What does 'Kata' really mean?


What does 'Kata' really mean?

By: Dale Norfolk

What does 'Kata' really mean?

Kata1, what is kata. Well apart from what the late great Mark E Smith2 would refer to a domesticated feline as. It is something that has grown and evolved within our club, without going into the whole, all this was fields in my day spiel.

But on a more serious note, kata is seen by many to be the corner stone of most traditional martial arts and even some more recent ones. It is a set sequence of movements and techniques that allow the martial artist to hone their craft and practice within a set form. It is this link to traditional forms and styles which origins the kata in respect and honour, hence why when displayed the practioner bows not only to their teacher but to any assembled audience.

'It is a chance to test yourself'

Now that all sounds pretty grand and for the most of it, it is. Rooted very clearly in the world of Japanese martial arts, it is as I have stated above. However, it is more than just performing the moves that you know or are required to demonstrate for a certain grading. It is a chance to test yourself, it is a chance to fight the most challenging opponent, even if this is just in your minds eye.

It is this reason that the movements therefore should be natural and unhindered by direction, not just forward and backwards but the entirety of your environment. In aikido, I have read some interesting material around the ‘Dynamic Sphere3’, which incorporates the ranges and responses for being attacked and defending yourself from an opponent. This is the same in the disciplines of karate and kickboxing themselves and is the reason that we practice kata.

It does not mean that for every fight or sparring match you participate in that you should look to complete an entire kata form. More that you should use them as a guide and not forget that for instance, not all of your fights will be at a comfortable range or a similar opponent.

'the whole thing should be about balance, eb and flow, black and white'

A good kata should be defensive as much as it is offensive, as there are very few scenarios that you will be able to chain together five or six kicks in a row during a sparring match. Indeed, the whole thing should be about balance, eb and flow, black and white. Much like the taijitu4 or ying yang5 symbol that is used ubiquitously throughout martial arts. It is important to remember that this is not merely a swirl of black and white, heavy and soft, but the symbols that mark it outer edges that bring together all of the elements of the world and its environment, these are referred to sometimes as the bagua and symbolise things like fire, water, earth, thunder, wind and so on. It is these elements that make up the aspects of a kata the smooth elements and the harsh, the powerful techniques and the ones that find range or prevent and opponent making some sort of move toward you.

Yes, the kata is a historic and traditional part of the martial arts. Yes, it was an attempt to encourage and perform training. But it is so much more, so much that if you look at any fighting system from around the world, not just japan, you will find some kind of drill mechanism that can be performed to work the muscles and increase muscle memory. Think of the boxer and how they shadow box. Think of the capoeirista6 (not something to do with coffee), their kata comes in a form of a dance, originally to hide the practice of the combat system. Think of military combat techniques and how they are drilled day after day and hour after hour.

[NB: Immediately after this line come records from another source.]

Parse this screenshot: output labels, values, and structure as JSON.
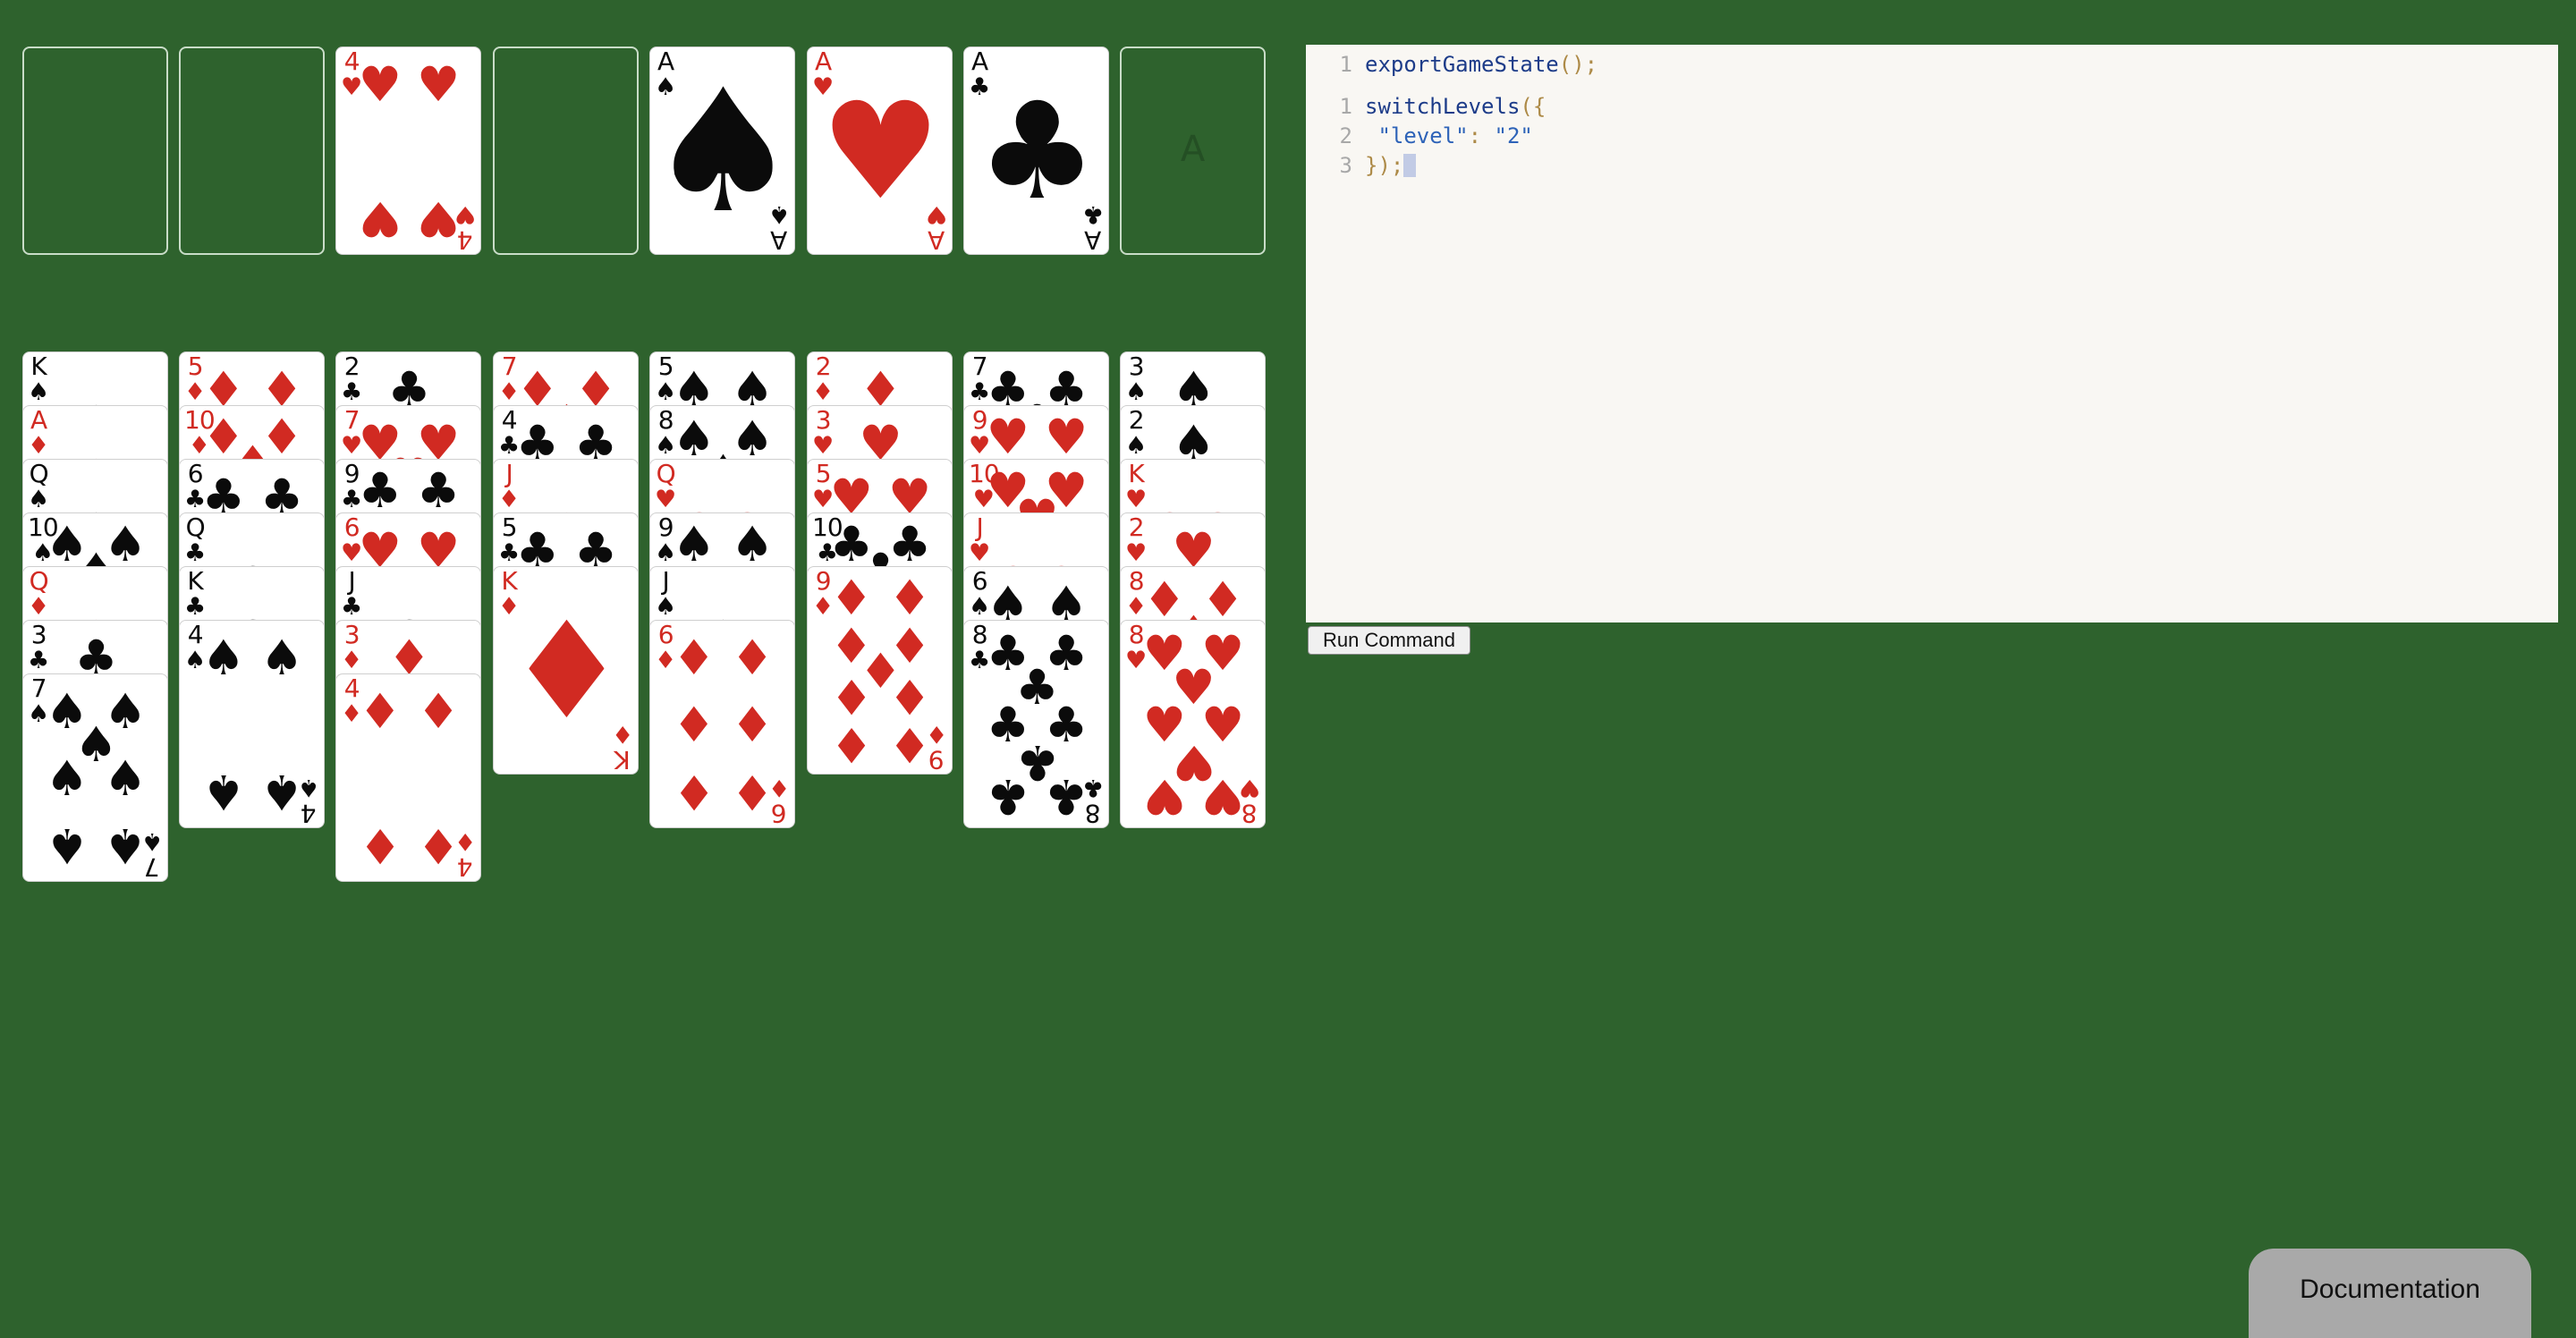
{
  "foundation": [
    {
      "slot": "empty"
    },
    {
      "slot": "empty"
    },
    {
      "slot": "card",
      "card": {
        "rank": "4",
        "suit": "hearts"
      }
    },
    {
      "slot": "empty"
    },
    {
      "slot": "card",
      "card": {
        "rank": "A",
        "suit": "spades"
      }
    },
    {
      "slot": "card",
      "card": {
        "rank": "A",
        "suit": "hearts"
      }
    },
    {
      "slot": "card",
      "card": {
        "rank": "A",
        "suit": "clubs"
      }
    },
    {
      "slot": "empty",
      "label": "A"
    }
  ],
  "tableau": [
    [
      {
        "rank": "K",
        "suit": "spades"
      },
      {
        "rank": "A",
        "suit": "diamonds"
      },
      {
        "rank": "Q",
        "suit": "spades"
      },
      {
        "rank": "10",
        "suit": "spades"
      },
      {
        "rank": "Q",
        "suit": "diamonds"
      },
      {
        "rank": "3",
        "suit": "clubs"
      },
      {
        "rank": "7",
        "suit": "spades"
      }
    ],
    [
      {
        "rank": "5",
        "suit": "diamonds"
      },
      {
        "rank": "10",
        "suit": "diamonds"
      },
      {
        "rank": "6",
        "suit": "clubs"
      },
      {
        "rank": "Q",
        "suit": "clubs"
      },
      {
        "rank": "K",
        "suit": "clubs"
      },
      {
        "rank": "4",
        "suit": "spades"
      }
    ],
    [
      {
        "rank": "2",
        "suit": "clubs"
      },
      {
        "rank": "7",
        "suit": "hearts"
      },
      {
        "rank": "9",
        "suit": "clubs"
      },
      {
        "rank": "6",
        "suit": "hearts"
      },
      {
        "rank": "J",
        "suit": "clubs"
      },
      {
        "rank": "3",
        "suit": "diamonds"
      },
      {
        "rank": "4",
        "suit": "diamonds"
      }
    ],
    [
      {
        "rank": "7",
        "suit": "diamonds"
      },
      {
        "rank": "4",
        "suit": "clubs"
      },
      {
        "rank": "J",
        "suit": "diamonds"
      },
      {
        "rank": "5",
        "suit": "clubs"
      },
      {
        "rank": "K",
        "suit": "diamonds"
      }
    ],
    [
      {
        "rank": "5",
        "suit": "spades"
      },
      {
        "rank": "8",
        "suit": "spades"
      },
      {
        "rank": "Q",
        "suit": "hearts"
      },
      {
        "rank": "9",
        "suit": "spades"
      },
      {
        "rank": "J",
        "suit": "spades"
      },
      {
        "rank": "6",
        "suit": "diamonds"
      }
    ],
    [
      {
        "rank": "2",
        "suit": "diamonds"
      },
      {
        "rank": "3",
        "suit": "hearts"
      },
      {
        "rank": "5",
        "suit": "hearts"
      },
      {
        "rank": "10",
        "suit": "clubs"
      },
      {
        "rank": "9",
        "suit": "diamonds"
      }
    ],
    [
      {
        "rank": "7",
        "suit": "clubs"
      },
      {
        "rank": "9",
        "suit": "hearts"
      },
      {
        "rank": "10",
        "suit": "hearts"
      },
      {
        "rank": "J",
        "suit": "hearts"
      },
      {
        "rank": "6",
        "suit": "spades"
      },
      {
        "rank": "8",
        "suit": "clubs"
      }
    ],
    [
      {
        "rank": "3",
        "suit": "spades"
      },
      {
        "rank": "2",
        "suit": "spades"
      },
      {
        "rank": "K",
        "suit": "hearts"
      },
      {
        "rank": "2",
        "suit": "hearts"
      },
      {
        "rank": "8",
        "suit": "diamonds"
      },
      {
        "rank": "8",
        "suit": "hearts"
      }
    ]
  ],
  "suit_symbols": {
    "spades": "♠",
    "hearts": "♥",
    "diamonds": "♦",
    "clubs": "♣"
  },
  "colors": {
    "table": "#2e622d",
    "red": "#d12a22",
    "black": "#0b0b0b",
    "editor_bg": "#f9f7f3"
  },
  "editor": {
    "blocks": [
      [
        {
          "num": "1",
          "tokens": [
            {
              "t": "exportGameState",
              "c": "fn"
            },
            {
              "t": "();",
              "c": "punc"
            }
          ]
        }
      ],
      [
        {
          "num": "1",
          "tokens": [
            {
              "t": "switchLevels",
              "c": "fn"
            },
            {
              "t": "({",
              "c": "punc"
            }
          ]
        },
        {
          "num": "2",
          "tokens": [
            {
              "t": " \"level\"",
              "c": "str"
            },
            {
              "t": ": ",
              "c": "punc"
            },
            {
              "t": "\"2\"",
              "c": "str"
            }
          ]
        },
        {
          "num": "3",
          "tokens": [
            {
              "t": "});",
              "c": "punc"
            },
            {
              "t": "",
              "c": "cursor"
            }
          ]
        }
      ]
    ]
  },
  "buttons": {
    "run_command": "Run Command",
    "documentation": "Documentation"
  }
}
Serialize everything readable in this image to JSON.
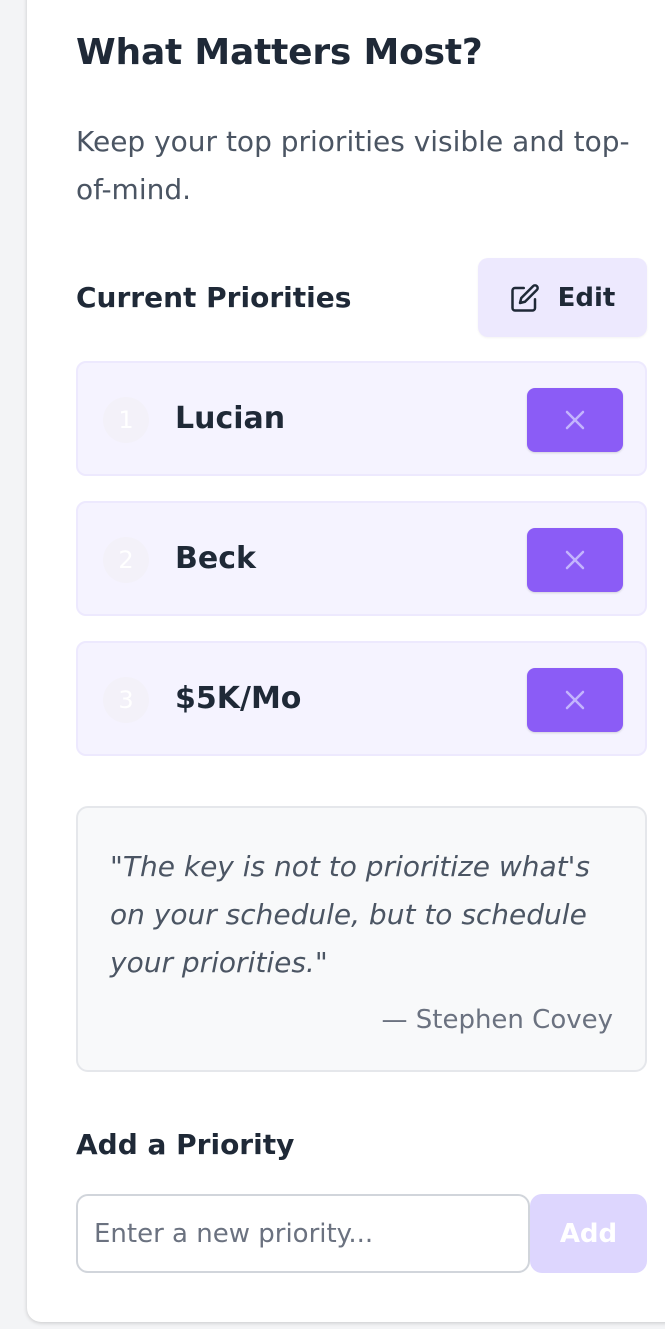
{
  "header": {
    "title": "What Matters Most?",
    "subtitle": "Keep your top priorities visible and top-of-mind."
  },
  "priorities_section": {
    "label": "Current Priorities",
    "edit_label": "Edit",
    "edit_icon": "edit-icon",
    "items": [
      {
        "number": "1",
        "label": "Lucian",
        "remove_icon": "close-icon"
      },
      {
        "number": "2",
        "label": "Beck",
        "remove_icon": "close-icon"
      },
      {
        "number": "3",
        "label": "$5K/Mo",
        "remove_icon": "close-icon"
      }
    ]
  },
  "quote": {
    "text": "\"The key is not to prioritize what's on your schedule, but to schedule your priorities.\"",
    "author": "— Stephen Covey"
  },
  "add_section": {
    "label": "Add a Priority",
    "input_value": "",
    "input_placeholder": "Enter a new priority...",
    "button_label": "Add"
  },
  "colors": {
    "accent": "#8b5cf6",
    "accent_light": "#ede9fe",
    "priority_bg": "#f5f3ff",
    "add_disabled": "#ddd6fe"
  }
}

'In kata when the moves become fluid and your balance improves, you can slow a fight down in your mind to a better pace.'

Of course, there is an effect that I haven’t spoken of, and that is on the mind, the kata is not only a way to train those pesky fast twitch muscle fibres. But it also, when the martial artist has faith and concentration in their movements, brings a sense of wellbeing, a calm that can help quiet the mind. It is this benefit that is often overlooked, but it has massive ramifications. In kata when the moves become fluid and your balance improves, you can slow a fight down in your mind to a better pace. Being hyped on adrenaline7, may help increase your strength in moments of danger. But being able to perform complex movements without stress is far more useful.